For the last several years, researchers have been unable to construct an organ’s vascular network with the strength or complexity needed. Previous attempts at a complex system have popped on the first ‘breath,’ while simpler and stronger systems can’t get enough oxygen and nutrients around. A team of researchers from Rice University have developed a bioprinting method that lets them dial up the complexity while maintaining strength, letting organs breathe, so to speak.
As proof of concept they printed a penny-sized part of a lung that could inject oxygen from the surrounding environment into the de-oxygenated blood that flowed through it. Their method could be scaled up one day to construct an entire lung or further developed into other organs, and it could even be made using some of a patient’s own cells to prevent organ rejection.
In a front-page article in Science, they explain how they did it: hydrogel and food dye.
Building on an open-source bioprinting technique called stereolithography apparatus for tissue engineering, the scientists 3D printed the vascular network layer by layer out of a new type of light-sensitive hydrogel (a material with similar conditions to the body). The hydrogel is incredibly special because it accepts a wide variety of cells that are embedded into it, and because it hardens in the presence of blue light, allowing each layer to be molded then solidified.
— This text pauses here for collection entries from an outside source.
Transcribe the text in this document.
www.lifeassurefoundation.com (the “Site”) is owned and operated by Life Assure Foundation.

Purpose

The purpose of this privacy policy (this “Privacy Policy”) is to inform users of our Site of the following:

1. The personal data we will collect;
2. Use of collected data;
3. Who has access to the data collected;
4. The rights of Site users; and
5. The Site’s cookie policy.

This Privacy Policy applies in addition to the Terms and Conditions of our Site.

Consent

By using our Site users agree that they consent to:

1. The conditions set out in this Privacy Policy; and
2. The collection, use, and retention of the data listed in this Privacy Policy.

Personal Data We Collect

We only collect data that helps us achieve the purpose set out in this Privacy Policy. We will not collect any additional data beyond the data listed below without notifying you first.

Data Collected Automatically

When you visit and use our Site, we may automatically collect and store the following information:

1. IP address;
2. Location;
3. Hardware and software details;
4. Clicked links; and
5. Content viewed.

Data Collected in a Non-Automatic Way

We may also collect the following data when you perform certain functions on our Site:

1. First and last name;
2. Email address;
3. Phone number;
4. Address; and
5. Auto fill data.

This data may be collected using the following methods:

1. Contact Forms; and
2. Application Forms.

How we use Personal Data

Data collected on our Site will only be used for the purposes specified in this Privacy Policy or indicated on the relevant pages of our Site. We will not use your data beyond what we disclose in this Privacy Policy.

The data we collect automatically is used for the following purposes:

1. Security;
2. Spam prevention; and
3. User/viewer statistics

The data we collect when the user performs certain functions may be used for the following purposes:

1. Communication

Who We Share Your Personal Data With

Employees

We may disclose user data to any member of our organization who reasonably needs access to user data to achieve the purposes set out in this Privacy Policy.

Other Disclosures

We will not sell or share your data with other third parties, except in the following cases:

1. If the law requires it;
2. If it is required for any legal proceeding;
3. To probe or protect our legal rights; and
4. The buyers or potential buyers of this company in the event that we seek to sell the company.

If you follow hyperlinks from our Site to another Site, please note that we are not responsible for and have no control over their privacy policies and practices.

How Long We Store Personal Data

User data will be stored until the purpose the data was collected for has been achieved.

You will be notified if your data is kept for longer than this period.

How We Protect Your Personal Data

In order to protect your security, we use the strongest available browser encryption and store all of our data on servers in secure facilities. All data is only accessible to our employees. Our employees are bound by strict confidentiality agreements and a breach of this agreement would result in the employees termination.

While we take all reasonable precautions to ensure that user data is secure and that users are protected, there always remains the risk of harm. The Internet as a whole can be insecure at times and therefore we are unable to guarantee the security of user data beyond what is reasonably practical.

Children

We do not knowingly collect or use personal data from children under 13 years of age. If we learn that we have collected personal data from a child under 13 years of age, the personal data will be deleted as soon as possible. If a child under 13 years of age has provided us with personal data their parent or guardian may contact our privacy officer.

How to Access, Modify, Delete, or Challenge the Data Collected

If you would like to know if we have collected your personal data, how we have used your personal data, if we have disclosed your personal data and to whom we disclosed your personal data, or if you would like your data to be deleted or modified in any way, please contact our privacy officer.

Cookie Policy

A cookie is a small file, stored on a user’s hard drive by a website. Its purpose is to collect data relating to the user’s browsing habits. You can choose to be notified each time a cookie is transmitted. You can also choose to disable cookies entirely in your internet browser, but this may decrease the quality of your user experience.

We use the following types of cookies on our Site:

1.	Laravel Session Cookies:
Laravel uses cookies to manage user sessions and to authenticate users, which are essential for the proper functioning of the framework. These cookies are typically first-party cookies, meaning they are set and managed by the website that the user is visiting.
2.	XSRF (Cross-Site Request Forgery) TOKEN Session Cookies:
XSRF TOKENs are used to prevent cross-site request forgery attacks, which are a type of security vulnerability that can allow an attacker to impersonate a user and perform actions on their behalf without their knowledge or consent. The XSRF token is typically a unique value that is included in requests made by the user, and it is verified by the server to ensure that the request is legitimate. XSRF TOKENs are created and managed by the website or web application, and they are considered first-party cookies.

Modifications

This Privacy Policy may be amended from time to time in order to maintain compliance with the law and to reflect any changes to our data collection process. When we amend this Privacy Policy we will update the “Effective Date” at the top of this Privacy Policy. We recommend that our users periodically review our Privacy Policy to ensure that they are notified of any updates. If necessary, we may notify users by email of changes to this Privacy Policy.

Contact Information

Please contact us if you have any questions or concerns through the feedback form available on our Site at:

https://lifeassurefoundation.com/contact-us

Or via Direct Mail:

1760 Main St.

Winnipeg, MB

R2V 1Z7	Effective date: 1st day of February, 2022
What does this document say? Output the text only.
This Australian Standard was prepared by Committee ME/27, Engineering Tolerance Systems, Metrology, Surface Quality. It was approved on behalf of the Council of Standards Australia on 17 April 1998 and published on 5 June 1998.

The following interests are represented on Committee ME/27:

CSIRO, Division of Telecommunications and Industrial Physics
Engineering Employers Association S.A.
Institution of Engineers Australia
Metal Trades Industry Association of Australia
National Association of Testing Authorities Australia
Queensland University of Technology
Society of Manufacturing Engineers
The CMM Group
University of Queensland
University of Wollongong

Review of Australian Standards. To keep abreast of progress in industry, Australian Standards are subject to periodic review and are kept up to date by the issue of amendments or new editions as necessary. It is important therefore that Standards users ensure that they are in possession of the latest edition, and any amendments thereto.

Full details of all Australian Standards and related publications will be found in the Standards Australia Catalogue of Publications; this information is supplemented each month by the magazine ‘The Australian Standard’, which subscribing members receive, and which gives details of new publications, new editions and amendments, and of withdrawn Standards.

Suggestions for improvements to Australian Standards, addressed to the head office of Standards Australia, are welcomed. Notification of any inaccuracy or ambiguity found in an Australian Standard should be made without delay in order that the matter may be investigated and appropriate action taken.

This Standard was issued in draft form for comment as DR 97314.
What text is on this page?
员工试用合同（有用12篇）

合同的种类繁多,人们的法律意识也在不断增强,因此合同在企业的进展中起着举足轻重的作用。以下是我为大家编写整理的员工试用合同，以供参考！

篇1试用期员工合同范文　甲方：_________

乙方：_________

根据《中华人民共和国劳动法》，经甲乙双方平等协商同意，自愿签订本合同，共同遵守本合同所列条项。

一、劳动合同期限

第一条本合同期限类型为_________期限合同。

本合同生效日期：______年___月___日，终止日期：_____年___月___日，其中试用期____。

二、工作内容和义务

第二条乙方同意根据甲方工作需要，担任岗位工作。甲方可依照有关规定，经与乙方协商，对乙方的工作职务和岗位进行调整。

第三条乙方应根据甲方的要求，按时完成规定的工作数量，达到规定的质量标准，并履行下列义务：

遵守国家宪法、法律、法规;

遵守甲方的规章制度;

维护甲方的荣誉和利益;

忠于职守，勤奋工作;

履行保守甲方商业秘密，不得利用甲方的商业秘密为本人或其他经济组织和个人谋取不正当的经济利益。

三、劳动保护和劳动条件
“Our organs actually contain independent vascular networks - like the airways and blood vessels of the lung or the bile ducts and blood vessels in the liver. These interpenetrating networks are physically and biochemically entangled, and the architecture itself is intimately related to tissue function,” said Dr. Jordan Miller, the study’s leader.
A challenge arose when the light shone on a new layer would affect the layers beneath it – a consequence of the transparency of the hydrogel. When considering potential opaque liquids that were biocompatible, there was an obvious solution: yellow food dye. The dye blocks enough of the light in hardened hydrogel without hindering the process in the liquid hydrogel, letting the researchers increase the fidelity of the printing. There’s still a way to go, however.
"Our smallest features are still around 0.3 mm (0.013 inches) in diameter. That is still two orders of magnitude larger than the size of a typical cell in the body. So we'd like to continue improving our patterning resolution. We think this is possible with continued innovations in both the printing method and materials,” the study’s co-author Kelly Stevens told Newsweek.
The obvious long-term goal of the research is to bioprint fully functioning organs, but a stop-gap measure to solve the organ shortage might be stop-gap organs. With the average waiting time for an organ being 3.6 years, synthetic organs with shorter lifespans might be given to patients until a real organ or a long-term synthetic organ can be sourced.
The timeline is two decades, and for the hundreds of thousands of people that will need an organ transplant in that period, I wish all current and future researchers good luck.